Projeto contempla trabalhadores da área de saúde, de serviços essenciais e policiais civis, militares e bombeiros - Getty Images
Projeto contempla trabalhadores da área de saúde, de serviços essenciais e policiais civis, militares e bombeiros Imagem: Getty Images

Do UOL, em São Paulo

08/04/2021 15h16

Um projeto de lei que isentar profissionais de serviços essenciais do pagamento de IR (Imposto de Renda) enquanto durar o estado de calamidade pública decretado pelo governo federal devido à pandemia do novo coronavírus.
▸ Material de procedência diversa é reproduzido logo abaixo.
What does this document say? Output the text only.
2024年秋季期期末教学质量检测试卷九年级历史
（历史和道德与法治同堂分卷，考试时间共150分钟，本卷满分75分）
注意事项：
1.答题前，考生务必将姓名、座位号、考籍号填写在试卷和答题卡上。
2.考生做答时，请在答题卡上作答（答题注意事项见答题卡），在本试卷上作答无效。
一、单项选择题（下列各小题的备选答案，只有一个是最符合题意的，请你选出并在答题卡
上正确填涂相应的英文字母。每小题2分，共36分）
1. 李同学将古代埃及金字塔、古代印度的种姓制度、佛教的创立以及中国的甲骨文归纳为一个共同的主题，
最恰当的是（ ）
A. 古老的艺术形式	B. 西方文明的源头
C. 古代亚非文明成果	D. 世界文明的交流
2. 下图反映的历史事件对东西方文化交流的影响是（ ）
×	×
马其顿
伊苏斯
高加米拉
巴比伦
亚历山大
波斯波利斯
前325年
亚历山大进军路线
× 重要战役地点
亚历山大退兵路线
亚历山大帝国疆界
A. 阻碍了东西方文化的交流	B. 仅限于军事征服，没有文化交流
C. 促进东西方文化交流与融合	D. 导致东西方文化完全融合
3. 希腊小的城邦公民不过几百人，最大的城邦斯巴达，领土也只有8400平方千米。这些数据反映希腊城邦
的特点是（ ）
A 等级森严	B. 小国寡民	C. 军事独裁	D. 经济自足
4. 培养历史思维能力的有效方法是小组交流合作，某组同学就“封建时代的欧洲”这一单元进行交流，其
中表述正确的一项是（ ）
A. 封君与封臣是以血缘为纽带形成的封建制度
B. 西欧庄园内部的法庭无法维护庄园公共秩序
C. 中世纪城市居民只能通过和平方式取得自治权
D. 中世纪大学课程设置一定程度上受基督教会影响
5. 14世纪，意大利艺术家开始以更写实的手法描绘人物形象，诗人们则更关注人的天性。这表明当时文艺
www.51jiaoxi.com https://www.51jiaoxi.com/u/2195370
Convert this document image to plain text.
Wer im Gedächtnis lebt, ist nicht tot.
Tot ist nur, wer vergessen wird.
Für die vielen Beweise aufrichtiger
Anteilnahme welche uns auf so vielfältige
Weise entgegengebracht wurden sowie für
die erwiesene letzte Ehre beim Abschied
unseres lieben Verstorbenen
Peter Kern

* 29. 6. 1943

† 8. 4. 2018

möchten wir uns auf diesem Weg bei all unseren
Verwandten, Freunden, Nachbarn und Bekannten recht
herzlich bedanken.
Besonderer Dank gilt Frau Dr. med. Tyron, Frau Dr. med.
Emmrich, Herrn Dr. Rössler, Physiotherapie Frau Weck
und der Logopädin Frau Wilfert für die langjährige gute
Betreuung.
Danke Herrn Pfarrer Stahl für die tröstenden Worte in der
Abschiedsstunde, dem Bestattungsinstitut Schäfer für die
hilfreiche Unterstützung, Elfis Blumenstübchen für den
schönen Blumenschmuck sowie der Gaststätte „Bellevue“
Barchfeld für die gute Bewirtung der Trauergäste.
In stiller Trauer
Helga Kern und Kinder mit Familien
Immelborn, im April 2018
O projeto de Lei 895/20 contempla trabalhadores da área de saúde, de serviços essenciais e policiais civis, militares e bombeiros. Em análise na Câmara dos Deputados, a proposta insere a medida na Lei 9.250/95, que trata do Imposto de Renda da Pessoa Física (IRPF).

O texto considera como serviços essenciais os listados na Lei 7.783/89, incluindo tratamento e abastecimento de água; produção e distribuição de energia elétrica, gás e combustíveis; assistência médica e hospitalar; distribuição e comercialização de medicamentos e alimentos; funerários; transporte coletivo; captação e tratamento de esgoto e lixo; telecomunicações; entre outros.

São serviços que continuaram em funcionamento durante a quarentena, impedido os profissionais de ficarem isolamento. "Pelo contrário, dão suas vidas para salvar e proporcionar uma melhor qualidade de vida à população brasileira. Nada mais justo que, durante a decretação do estado de calamidade pública, sejam reconhecidos e isentos do pagamento do imposto de renda", argumenta a autora da proposta, a deputada Rejane Dias (PT-PI).

A proposta será analisada pelas comissões de Finanças e Tributação; e de Constituição e Justiça e de Cidadania. O projeto será analisado em caráter conclusivo, ou seja, será votado apenas pelas comissões designadas para analisá-lo, dispensada a deliberação do Plenário.

O projeto perde o caráter conclusivo se houver decisão divergente entre as comissões ou se, independentemente de ser aprovado ou rejeitado, houver recurso assinado por 52 deputados para a apreciação da matéria no Plenário.

O estado de calamidade foi decretado pelo governo federal em 20 de março de 2020 e depois prorrogado por seis meses, a partir de 1º de janeiro de 2021.